Rivers also took Whitfield to task for commenting that she was trying to spark controversy by wearing fur on her book jacket. Rivers asked if Whitfield wore leather shoes and ate chicken (yes and yes), which she then correctly identified as hypocrisy, given Whitfield's apparent stance against fur coats.

I will never understand how journalists like Whitfield can decry the slaughtering of animals for fur and, then, eat burgers and hot dogs. Aren't cows and pigs as worthy as raccoons? A non-vegan animal rights activist is, by definition, a hypocrite.

The Whitfield-Rivers interview is important because it shows the readiness of left-leaning journalists to create a tempest in a teapot by rallying around false victims: in this case, those actresses and actors Rivers supposedly offends with her jokes. Conjuring up the notion of injured celebrities Rivers has supposedly preyed upon allowed Whitfield to pretend to be asking questions about Rivers' brand of humor, when she was really just attacking her guest. Isn't that the power-grab we see again and again from liberals intent on gathering more control?
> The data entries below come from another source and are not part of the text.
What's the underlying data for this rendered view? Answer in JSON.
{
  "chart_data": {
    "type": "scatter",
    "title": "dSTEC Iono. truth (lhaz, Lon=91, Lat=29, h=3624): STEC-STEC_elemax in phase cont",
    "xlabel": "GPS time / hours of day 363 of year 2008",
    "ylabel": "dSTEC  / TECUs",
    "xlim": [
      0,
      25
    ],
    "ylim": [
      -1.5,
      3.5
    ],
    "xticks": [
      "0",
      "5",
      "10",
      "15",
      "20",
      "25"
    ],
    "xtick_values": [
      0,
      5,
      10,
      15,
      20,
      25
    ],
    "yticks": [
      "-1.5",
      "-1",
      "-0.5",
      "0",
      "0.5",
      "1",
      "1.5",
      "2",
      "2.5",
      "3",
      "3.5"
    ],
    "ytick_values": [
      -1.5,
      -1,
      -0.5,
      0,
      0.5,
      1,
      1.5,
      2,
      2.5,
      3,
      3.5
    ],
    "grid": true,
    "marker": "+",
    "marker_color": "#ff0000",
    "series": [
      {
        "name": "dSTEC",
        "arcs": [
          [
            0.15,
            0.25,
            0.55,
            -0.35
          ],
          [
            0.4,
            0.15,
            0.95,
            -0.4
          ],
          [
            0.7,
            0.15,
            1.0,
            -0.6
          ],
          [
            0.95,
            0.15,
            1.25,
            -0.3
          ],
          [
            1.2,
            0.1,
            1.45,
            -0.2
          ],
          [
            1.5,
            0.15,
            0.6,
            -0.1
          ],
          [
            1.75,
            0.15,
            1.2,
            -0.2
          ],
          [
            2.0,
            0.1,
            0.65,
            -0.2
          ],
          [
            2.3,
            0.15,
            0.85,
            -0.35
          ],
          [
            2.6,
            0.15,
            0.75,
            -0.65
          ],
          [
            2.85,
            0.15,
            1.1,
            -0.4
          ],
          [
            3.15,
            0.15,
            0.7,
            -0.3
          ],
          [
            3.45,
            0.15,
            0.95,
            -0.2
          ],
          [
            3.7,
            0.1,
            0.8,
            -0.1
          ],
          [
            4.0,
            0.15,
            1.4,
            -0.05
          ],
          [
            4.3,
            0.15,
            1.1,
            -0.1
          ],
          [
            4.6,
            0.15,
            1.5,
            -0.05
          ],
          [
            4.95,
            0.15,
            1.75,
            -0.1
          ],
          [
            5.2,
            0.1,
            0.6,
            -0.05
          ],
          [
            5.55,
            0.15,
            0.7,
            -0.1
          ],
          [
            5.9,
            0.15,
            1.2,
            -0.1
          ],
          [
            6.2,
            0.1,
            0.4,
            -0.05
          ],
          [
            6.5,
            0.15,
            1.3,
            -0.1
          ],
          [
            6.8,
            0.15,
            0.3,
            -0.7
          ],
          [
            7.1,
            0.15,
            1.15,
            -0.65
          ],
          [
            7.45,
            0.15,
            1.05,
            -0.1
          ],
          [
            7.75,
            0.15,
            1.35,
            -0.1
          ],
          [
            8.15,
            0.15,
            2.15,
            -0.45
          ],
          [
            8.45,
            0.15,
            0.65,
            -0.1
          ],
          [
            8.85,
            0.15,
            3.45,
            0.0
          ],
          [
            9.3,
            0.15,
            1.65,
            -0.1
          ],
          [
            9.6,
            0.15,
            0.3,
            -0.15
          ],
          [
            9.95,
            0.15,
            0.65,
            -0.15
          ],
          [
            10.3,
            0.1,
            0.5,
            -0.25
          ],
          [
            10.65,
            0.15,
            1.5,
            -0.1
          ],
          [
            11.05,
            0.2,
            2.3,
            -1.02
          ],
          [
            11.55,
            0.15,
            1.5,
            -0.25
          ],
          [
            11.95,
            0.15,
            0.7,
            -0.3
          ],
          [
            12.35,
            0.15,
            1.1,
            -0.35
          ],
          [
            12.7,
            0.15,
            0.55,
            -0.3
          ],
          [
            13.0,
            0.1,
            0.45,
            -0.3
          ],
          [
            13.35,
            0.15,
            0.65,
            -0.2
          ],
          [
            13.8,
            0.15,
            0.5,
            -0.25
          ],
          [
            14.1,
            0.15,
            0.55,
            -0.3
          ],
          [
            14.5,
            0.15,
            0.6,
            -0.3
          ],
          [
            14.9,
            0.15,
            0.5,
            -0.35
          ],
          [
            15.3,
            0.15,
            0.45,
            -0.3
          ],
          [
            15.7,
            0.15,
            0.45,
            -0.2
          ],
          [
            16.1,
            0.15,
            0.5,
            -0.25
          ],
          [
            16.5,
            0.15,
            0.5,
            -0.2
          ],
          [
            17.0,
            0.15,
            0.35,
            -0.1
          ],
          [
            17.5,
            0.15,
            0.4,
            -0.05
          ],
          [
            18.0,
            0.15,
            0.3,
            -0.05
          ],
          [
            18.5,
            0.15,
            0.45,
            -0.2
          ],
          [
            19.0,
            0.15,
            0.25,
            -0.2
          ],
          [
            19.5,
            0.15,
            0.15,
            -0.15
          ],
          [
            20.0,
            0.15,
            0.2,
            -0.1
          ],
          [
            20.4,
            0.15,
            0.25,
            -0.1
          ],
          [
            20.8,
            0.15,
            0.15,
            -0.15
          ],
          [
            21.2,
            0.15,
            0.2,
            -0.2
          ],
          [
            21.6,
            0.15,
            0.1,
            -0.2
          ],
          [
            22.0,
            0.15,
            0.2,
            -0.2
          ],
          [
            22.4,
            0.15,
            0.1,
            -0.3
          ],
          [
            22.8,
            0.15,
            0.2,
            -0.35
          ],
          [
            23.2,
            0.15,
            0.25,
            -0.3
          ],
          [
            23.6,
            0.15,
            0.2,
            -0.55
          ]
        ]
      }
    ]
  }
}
Here's the playbook: Find someone or some group that could potentially take offense at something or feel shortchanged about something, assert that their injuries are deep and dramatic and that they should be outraged and, then, pledge the supposedly needed assistance. It's a good way to get votes from people you've convinced to feel disenfranchised and weak – people you have made, essentially, paranoid. And it's a good way to start a closed-shop union, too.

That's why CNN's Whitfield can't take a joke. Allowing that people can love one another and still be aware of their flaws, and even find them funny, isn't in the lexicon of the Left. To take notice of a person's bad dress or bad hair day or weak acting job is, all of a sudden, to offend that person to his or her core.
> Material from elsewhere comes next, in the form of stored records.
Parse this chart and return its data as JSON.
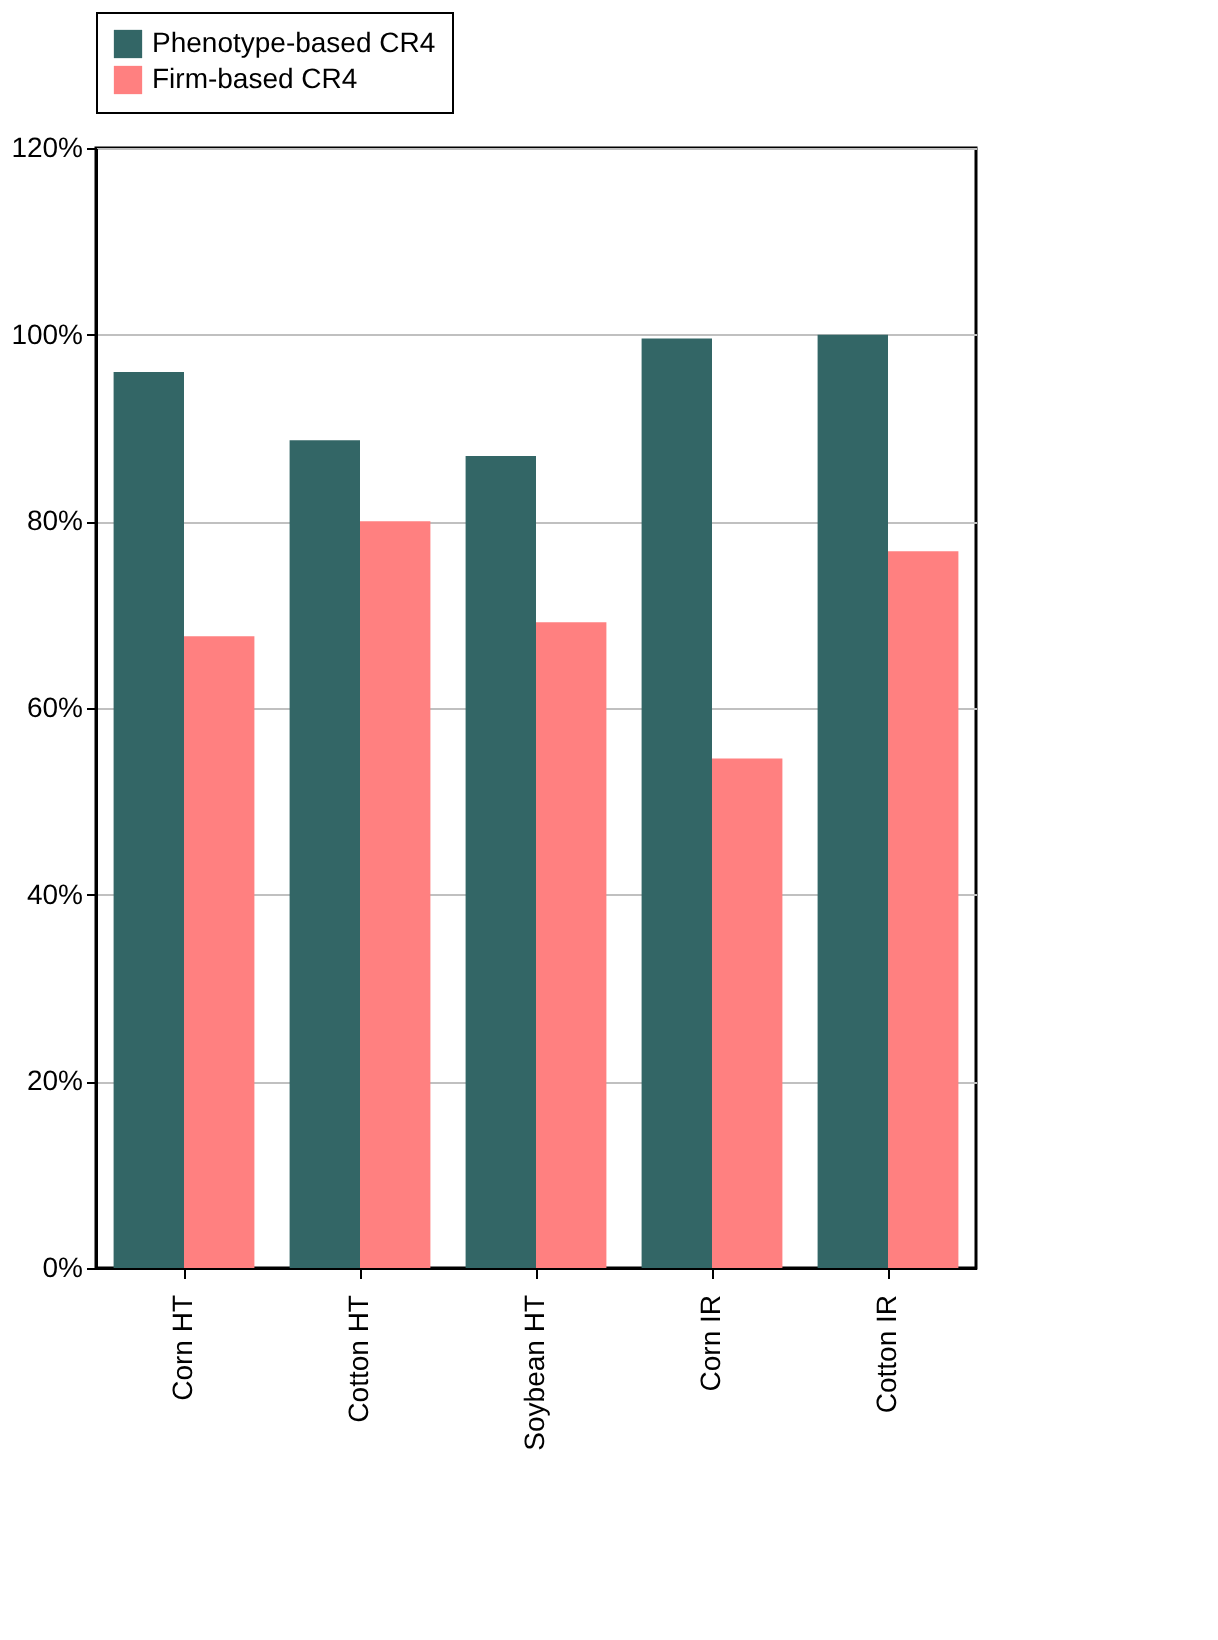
{
  "chart_data": {
    "type": "bar",
    "categories": [
      "Corn HT",
      "Cotton HT",
      "Soybean HT",
      "Corn IR",
      "Cotton IR"
    ],
    "series": [
      {
        "name": "Phenotype-based CR4",
        "color": "#336666",
        "values": [
          96,
          88.7,
          87,
          99.6,
          100
        ]
      },
      {
        "name": "Firm-based CR4",
        "color": "#ff8080",
        "values": [
          67.7,
          80,
          69.2,
          54.6,
          76.8
        ]
      }
    ],
    "ylim": [
      0,
      120
    ],
    "yticks": [
      {
        "value": 0,
        "label": "0%"
      },
      {
        "value": 20,
        "label": "20%"
      },
      {
        "value": 40,
        "label": "40%"
      },
      {
        "value": 60,
        "label": "60%"
      },
      {
        "value": 80,
        "label": "80%"
      },
      {
        "value": 100,
        "label": "100%"
      },
      {
        "value": 120,
        "label": "120%"
      }
    ],
    "grid": "y",
    "legend": "top"
  }
}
There isn't room for humor on the Left because everyone is a potential victim of everyone else, all must be exceedingly careful not to shatter the incredibly fragile people around them and only a big and powerful central authority can protect the feelings and future of us fragile Americans.

I've laughed with Joan Rivers since I was a kid. I never hated a single person she made a little good-natured fun of. If anything, she taught me to roll with the punches, not to be thin-skinned and to take myself and others a little less seriously some of the time.

I'm glad she walked off the set at CNN. There wasn't room for someone with such a big heart in that studio.